Source: Collège de France |
Colloque coorganisé par la Pr Samantha Besson, chaire Droit international des institutions et le Pr Henry Laurens, chaire Histoire contemporaine du monde arabe.
Garantie pour la première fois en droit international en 1948 (Convention pour la prévention et la répression du crime de génocide du 9 décembre 1948), l’interdiction du génocide est souvent considérée comme l’interdiction du « crime des crimes ». Contrairement aux autre crimes codifiés à nouveau depuis dans les statuts de tribunaux pénaux internationaux (dont le Statut de Rome de la Cour pénale internationale (CPI) du 17 juillet 1998), le crime de génocide n’a jamais varié dans sa formulation. En comparaison, il a aussi été peu invoqué et, dès lors, peu interprété dans la jurisprudence, que ce soit par les tribunaux pénaux nationaux ou les tribunaux pénaux internationaux ad hoc ou permanents comme la CPI. Certains en ont déduit une force normative parmi les plus élevées en droit international, une valeur de reconnaissance historique des crimes commis et, c’est lié, un rôle avant tout préventif. Depuis une quinzaine d’années, toutefois, une évolution se fait sentir. La violation de l’obligation qu’ont les États de prévenir le génocide est invoquée de manière de plus en plus fréquente en pratique. C’est ainsi que, dès 2007, la jurisprudence de la Cour internationale de justice (CIJ) s’est étoffée autour de l’obligation de prévention du génocide. Actuellement la clause de compétence de l’art. IX de la Convention de 1948 est au fondement de pas moins de quatre procédures contentieuses contre des États devant la CIJ.

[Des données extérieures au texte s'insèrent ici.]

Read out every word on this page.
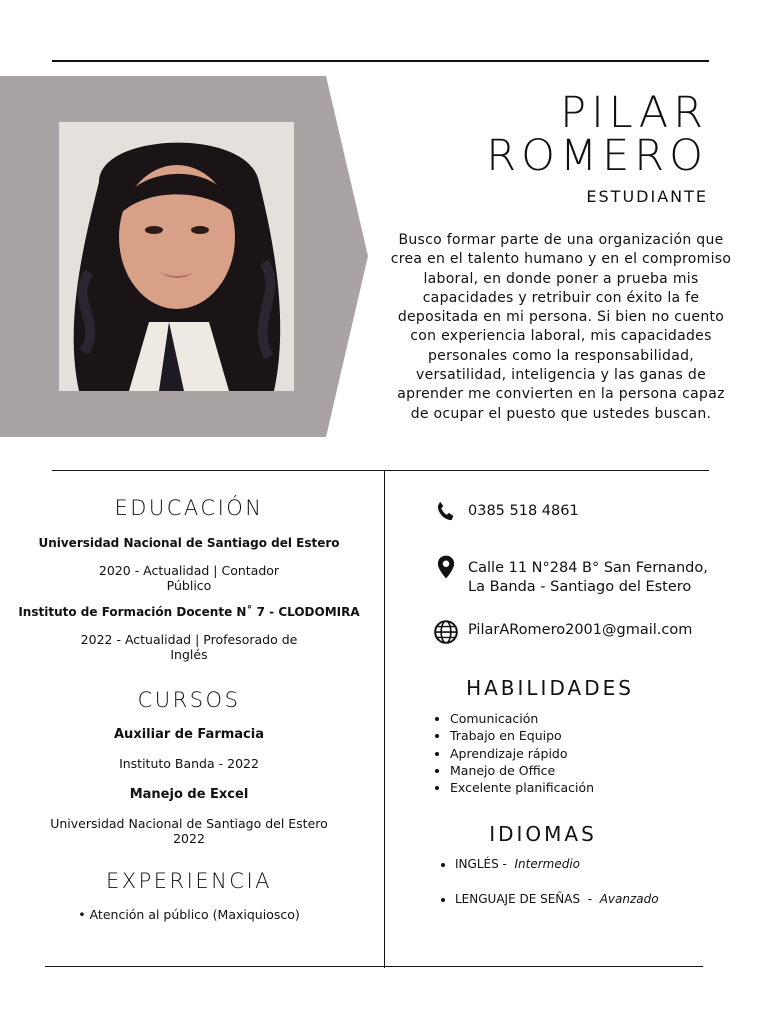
PILAR
ROMERO
ESTUDIANTE
Busco formar parte de una organización que crea en el talento humano y en el compromiso laboral, en donde poner a prueba mis capacidades y retribuir con éxito la fe depositada en mi persona. Si bien no cuento con experiencia laboral, mis capacidades personales como la responsabilidad, versatilidad, inteligencia y las ganas de aprender me convierten en la persona capaz de ocupar el puesto que ustedes buscan.
EDUCACIÓN
Universidad Nacional de Santiago del Estero
2020 - Actualidad | Contador
Público
Instituto de Formación Docente N˚ 7 - CLODOMIRA
2022 - Actualidad | Profesorado de
Inglés
CURSOS
Auxiliar de Farmacia
Instituto Banda - 2022
Manejo de Excel
Universidad Nacional de Santiago del Estero
2022
EXPERIENCIA
• Atención al público (Maxiquiosco)
0385 518 4861
Calle 11 N°284 B° San Fernando,
La Banda - Santiago del Estero
PilarARomero2001@gmail.com
HABILIDADES
• Comunicación
• Trabajo en Equipo
• Aprendizaje rápido
• Manejo de Office
• Excelente planificación
IDIOMAS
• INGLÉS -  Intermedio
• LENGUAJE DE SEÑAS  -  Avanzado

Face à cette évolution rapide de la pratique internationale, un bilan juridique s’impose. Étant donné la place centrale donnée à divers titres à l’histoire au sein du raisonnement juridique en matière de génocide, il est intéressant d’y procéder en dialogue avec les historiens. La Convention de 1948 y invite d’ailleurs les juristes, reconnaissant dans son préambule « qu’à toutes les périodes de l’histoire le génocide a infligé de grandes pertes à l’humanité ». L’intérêt d’un tel bilan vaut aussi en histoire. La question se pose en effet de l’application du concept (juridique) de génocide aux réalités mouvantes de l’histoire, en particulier à un moment où de larges pans du passé sont vécus comme appartenant toujours à notre présent. Il ne s’agit pas de nier l’existence d’exterminations de masses, mais de déterminer si le concept de génocide apporte un élément supplémentaire de compréhension aux processus étudiés.
Durant cette journée de rencontre, juristes et historiens, spécialistes du génocide, noueront un dialogue, nous l’espérons, fructueux. Leurs débats seront articulés autour de quatre questions : 1) Interdiction du génocide : des violences et « légendes noires » au crime de droit coutumier ; 2) Auteurs de génocide : individuels, collectifs et/ou institutionnels ; 3) Conditions du génocide : intentions et/ou processus génocidaires ; et 4) Justice et vérité du génocide : « passé qui ne passe pas » et « assassins de la mémoire ». Le traitement de ces questions sera bien entendu l’occasion de revenir sur différents cas de génocide dans l’histoire, y compris dans l’histoire du droit international.
Intervenantes et intervenants : Monique Chemillier-Gendreau (université Paris Cité) ; Christian Ingrao (CESPRA, École des hautes études en sciences sociales/CNRS) ; Mark Levene (université de Southampton) ; Rafaëlle Maison (IEDP, université Paris-Saclay) ; Jean-Clément Martin (IHMC, université Paris 1 Panthéon-Sorbonne) ; Guénaël Mettraux (Chambres spécialisées pour le Kosovo, La Haye & Dickinson Law School, université d’État de Pennsylvanie) ; Henry Rousso (IHTP, CNRS) ; William Schabas (université de Middlesex, Londres).